A: There is a closed quotient form for the polynomial using the geometric series formula:
$$\sum_{k=0}^n x^{2k}=\frac{x^{2n+2}-1}{x^2-1}.$$
The theory of cyclotomic polynomials tells us how to reduce polynomials of the form $x^m-1$. In particular, the irreducible factors of $x^m-1$ are $\Phi_d(x)$ for each divisor $d\mid m$ (no repeated factors are present in this factorization). See references for $\Phi_n(x)$ for further details.
Thus,
$$\frac{x^{2n+2}-1}{x^2-1}=\prod_{\substack{d\mid (n+1) \\ d\ne1}}\Phi_d(x^2).$$
If $n+1$ is composite then the above factorization involves more than one cyclotomic polynomial hence $f_n(x)$ is reducible. On the other hand, if $n>1$ is odd we have
$$\frac{x^{2(n+1)}-1}{x^2-1}=\frac{x^n+1}{x+1}\frac{x^n-1}{x-1}.$$
Both quotients are in fact integer-coefficient polynomials:
$$\frac{x^n-1}{x-1}=x^{n-1}+\cdots+x+1, \quad \frac{x^n+1}{x+1}=\frac{(-x)^n-1}{(-x)-1}=(-x)^{n-1}+\cdots+(-x)+1.$$
Note the latter depended on $n$ being odd so that $(-x)^n=-x^n$.
The only exception is $n=1$, and in that particular case we know that $x^2+1$ is irreducible.
A: Let $g_n(x) = x^n + x^{n-1} + \ldots + x + 1$. Then $g_n(x) = \frac{x^{n+1}-1}{x-1}$. Your polynomial $f_n(x) = g_n(x^2)$. The factorization of $x^n-1$ over $\mathbb{Q}$ is known:
$$
x^n-1 = \prod_{d\mid n}{\Phi_d(x)},
$$
where $\Phi_d(x)$ is the $d$th cyclotomic polynomial.

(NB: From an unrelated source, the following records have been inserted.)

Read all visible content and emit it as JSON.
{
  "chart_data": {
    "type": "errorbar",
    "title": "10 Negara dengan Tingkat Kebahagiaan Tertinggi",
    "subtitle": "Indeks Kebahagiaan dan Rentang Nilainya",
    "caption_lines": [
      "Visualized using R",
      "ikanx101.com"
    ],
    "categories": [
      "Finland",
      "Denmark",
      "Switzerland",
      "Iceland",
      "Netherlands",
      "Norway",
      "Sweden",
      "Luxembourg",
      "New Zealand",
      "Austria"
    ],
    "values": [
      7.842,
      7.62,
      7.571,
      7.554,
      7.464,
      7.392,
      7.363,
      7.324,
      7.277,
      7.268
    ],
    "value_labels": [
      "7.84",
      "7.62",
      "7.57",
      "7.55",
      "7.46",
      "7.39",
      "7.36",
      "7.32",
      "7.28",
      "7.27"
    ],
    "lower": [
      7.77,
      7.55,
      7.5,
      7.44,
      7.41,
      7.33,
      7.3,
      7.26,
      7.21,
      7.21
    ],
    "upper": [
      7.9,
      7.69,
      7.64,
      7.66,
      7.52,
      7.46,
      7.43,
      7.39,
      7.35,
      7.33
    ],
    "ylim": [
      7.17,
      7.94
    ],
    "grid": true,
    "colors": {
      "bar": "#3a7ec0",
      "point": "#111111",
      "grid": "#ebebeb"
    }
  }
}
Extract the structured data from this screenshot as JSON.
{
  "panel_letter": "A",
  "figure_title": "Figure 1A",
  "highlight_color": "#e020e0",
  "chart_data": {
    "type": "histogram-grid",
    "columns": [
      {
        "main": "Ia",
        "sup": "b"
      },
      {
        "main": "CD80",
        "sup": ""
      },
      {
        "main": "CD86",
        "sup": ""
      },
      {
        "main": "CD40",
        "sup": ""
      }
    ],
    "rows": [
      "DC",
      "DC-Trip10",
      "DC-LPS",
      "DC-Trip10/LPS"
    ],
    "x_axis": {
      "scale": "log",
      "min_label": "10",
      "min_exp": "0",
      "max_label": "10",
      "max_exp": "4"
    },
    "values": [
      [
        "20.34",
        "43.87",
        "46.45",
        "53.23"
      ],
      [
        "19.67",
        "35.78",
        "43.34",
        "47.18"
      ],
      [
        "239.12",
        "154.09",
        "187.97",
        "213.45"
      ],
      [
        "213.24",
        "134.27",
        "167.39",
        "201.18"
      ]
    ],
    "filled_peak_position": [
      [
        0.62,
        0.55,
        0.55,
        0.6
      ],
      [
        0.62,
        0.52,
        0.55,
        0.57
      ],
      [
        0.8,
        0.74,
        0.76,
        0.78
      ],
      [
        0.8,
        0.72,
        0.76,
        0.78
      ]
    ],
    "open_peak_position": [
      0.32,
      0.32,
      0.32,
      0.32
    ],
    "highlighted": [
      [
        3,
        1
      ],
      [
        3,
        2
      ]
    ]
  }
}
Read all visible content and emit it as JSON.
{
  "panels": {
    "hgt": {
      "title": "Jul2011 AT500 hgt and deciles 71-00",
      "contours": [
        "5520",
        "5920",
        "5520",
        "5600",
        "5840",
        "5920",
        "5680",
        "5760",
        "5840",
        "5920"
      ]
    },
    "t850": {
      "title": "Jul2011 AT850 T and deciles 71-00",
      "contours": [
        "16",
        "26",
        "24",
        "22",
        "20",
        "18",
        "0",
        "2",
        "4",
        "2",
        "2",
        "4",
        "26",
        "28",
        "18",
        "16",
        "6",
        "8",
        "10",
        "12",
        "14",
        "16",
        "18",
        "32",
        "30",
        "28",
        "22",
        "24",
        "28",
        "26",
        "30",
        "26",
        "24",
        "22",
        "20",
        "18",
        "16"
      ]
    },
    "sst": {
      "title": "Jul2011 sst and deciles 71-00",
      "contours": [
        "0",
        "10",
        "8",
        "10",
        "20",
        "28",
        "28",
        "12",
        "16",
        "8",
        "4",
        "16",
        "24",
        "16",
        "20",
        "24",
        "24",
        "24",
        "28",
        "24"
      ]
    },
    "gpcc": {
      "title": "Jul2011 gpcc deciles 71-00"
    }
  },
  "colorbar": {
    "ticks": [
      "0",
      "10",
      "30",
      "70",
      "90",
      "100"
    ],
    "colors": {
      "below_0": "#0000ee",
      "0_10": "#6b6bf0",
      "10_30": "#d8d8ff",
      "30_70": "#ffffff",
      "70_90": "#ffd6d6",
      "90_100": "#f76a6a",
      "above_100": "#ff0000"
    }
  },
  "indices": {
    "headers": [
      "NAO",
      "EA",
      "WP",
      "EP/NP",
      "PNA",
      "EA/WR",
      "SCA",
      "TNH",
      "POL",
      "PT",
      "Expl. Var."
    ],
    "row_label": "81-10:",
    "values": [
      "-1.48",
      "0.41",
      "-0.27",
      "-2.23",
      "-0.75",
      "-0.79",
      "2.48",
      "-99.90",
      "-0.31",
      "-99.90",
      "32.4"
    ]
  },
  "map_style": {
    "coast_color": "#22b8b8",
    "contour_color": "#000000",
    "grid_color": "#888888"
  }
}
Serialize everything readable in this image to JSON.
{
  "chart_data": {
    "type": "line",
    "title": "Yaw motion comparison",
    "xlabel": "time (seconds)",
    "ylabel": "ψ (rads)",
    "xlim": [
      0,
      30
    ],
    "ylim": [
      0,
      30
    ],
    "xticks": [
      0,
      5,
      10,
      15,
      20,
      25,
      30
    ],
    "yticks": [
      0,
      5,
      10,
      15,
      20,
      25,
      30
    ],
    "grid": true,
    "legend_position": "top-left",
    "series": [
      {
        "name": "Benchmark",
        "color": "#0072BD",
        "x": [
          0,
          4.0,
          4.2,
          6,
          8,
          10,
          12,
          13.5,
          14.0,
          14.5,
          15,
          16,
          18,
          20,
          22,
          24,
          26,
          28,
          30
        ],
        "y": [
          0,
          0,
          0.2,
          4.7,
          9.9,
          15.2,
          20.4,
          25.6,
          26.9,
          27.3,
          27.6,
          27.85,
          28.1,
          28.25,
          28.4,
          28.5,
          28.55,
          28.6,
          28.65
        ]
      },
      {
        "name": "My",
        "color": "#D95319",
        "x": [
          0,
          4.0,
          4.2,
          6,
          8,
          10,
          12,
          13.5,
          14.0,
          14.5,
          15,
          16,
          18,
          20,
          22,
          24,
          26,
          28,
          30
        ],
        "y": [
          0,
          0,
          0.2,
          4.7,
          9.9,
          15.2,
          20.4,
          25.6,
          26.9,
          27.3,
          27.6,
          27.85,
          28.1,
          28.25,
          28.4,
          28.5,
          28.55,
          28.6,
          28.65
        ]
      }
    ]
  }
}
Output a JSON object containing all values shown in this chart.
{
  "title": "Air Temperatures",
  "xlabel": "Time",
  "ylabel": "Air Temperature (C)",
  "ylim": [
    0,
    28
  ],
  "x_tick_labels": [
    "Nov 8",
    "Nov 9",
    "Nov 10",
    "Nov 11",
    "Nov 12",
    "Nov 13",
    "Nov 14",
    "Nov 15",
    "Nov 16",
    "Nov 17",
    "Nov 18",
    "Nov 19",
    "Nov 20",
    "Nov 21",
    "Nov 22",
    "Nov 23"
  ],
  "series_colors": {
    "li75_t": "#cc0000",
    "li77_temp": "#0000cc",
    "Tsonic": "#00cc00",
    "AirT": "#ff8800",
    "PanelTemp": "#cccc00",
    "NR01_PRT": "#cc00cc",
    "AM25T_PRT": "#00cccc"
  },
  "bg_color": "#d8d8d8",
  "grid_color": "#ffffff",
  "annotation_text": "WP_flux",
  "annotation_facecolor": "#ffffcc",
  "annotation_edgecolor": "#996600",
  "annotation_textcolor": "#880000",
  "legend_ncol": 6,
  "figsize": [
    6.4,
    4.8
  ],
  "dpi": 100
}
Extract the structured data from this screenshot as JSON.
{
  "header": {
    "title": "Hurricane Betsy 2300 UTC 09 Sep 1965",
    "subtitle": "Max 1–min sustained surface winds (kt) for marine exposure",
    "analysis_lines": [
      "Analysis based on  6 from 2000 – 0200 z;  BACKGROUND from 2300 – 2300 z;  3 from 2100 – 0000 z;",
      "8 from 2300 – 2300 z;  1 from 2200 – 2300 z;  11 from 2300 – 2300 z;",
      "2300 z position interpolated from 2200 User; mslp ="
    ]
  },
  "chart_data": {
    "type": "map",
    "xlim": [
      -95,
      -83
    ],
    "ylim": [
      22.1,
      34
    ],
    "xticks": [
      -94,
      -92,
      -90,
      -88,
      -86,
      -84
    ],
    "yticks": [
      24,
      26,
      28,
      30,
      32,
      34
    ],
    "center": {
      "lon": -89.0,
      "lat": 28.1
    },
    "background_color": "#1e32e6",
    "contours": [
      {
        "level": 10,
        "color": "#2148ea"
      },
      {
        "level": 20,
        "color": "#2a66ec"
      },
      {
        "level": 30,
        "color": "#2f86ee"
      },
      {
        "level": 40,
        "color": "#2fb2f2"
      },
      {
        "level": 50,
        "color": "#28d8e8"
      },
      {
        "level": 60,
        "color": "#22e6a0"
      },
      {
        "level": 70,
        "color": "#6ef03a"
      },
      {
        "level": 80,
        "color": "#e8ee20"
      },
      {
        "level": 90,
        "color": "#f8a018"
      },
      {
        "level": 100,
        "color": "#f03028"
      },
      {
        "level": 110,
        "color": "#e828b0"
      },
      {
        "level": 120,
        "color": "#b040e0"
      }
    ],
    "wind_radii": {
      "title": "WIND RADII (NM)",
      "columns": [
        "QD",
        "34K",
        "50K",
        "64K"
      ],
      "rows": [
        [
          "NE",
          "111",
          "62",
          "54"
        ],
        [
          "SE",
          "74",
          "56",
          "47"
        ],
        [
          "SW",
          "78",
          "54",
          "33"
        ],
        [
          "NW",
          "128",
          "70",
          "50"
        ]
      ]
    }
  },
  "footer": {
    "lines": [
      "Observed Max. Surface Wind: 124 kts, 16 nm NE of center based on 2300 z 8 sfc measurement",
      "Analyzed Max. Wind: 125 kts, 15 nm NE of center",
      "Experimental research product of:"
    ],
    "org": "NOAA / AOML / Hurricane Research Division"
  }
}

Thus, the factorization of $g_n(x)$ will lead to a factorization of $f_n(x) = g_n(x^2)$ in $\mathbb{Q}[x^2]$. It is then possible that this factorization may be refined further. So, the only chance of an irreducible $f_n(x)$ would be when $n = p-1$ for some prime: in this case, it is known that $g_{p-1}(x) = x^{p-1} + \ldots + x + 1$ is irreducible over $\mathbb{Q}$. However, for odd primes $p$, the splitting field $\mathbb{Q}(\zeta_p)$ is equal to $\mathbb{Q}(\zeta_{2p})$. Thus, $\zeta_p = \zeta_{2p}^2$, that is, $\zeta_{p}$ has a square root in the same field. So $\zeta_{2p}$ has a minimal polynomial of degree $p-1$ and it is a root of $f_{p-1}(x)$, which has degree $2(p-1)$. So, $f_{p-1}(x)$ must split into two irreducible factors.
Therefore, the answer is yes, $f_n(x)$ is always reducible when $n\geq 2$.
A: I am a bit surprised that the answers given so far that invoke cyclotomic polynomials don't go all the way to exhibit a factorisation of $1+x^2+\cdots+x^{2n}$. Using $x^m-1=\prod_{d\mid m}\Phi_d(x)$ one gets
$$
 1+x^2+\cdots+x^{2n}=\frac{x^{2n+2}-1}{x^2-1}=\prod_{\substack{d\mid 2(n+1) \\ d\notin\{1,2\}}}\Phi_d(x),
$$
and since cyclotomic polynomials are irreducible over the rational numbers, this is precisely the factorisation of your polynomial in $\Bbb Q[x]$. The product is empty for $n=0$, has a single factor $\Phi_4(x)=x^2+1$ for $n=1$; in all other cases it has at least two factors, namely the polynomials $\Phi_{n+1}(x)$ and $\Phi_{2(n+1)}(x)$. So in particular it is always reducible for $n\geq2$.
A: For odd $n$ you can always write:
$$f_n(x) = \sum_{i=0}^n x^{2i} = (x^2+1)(x^{2n-2}+x^{2n-6}+x^{2n-10}+...)$$
For even $n$ this trick no longer works.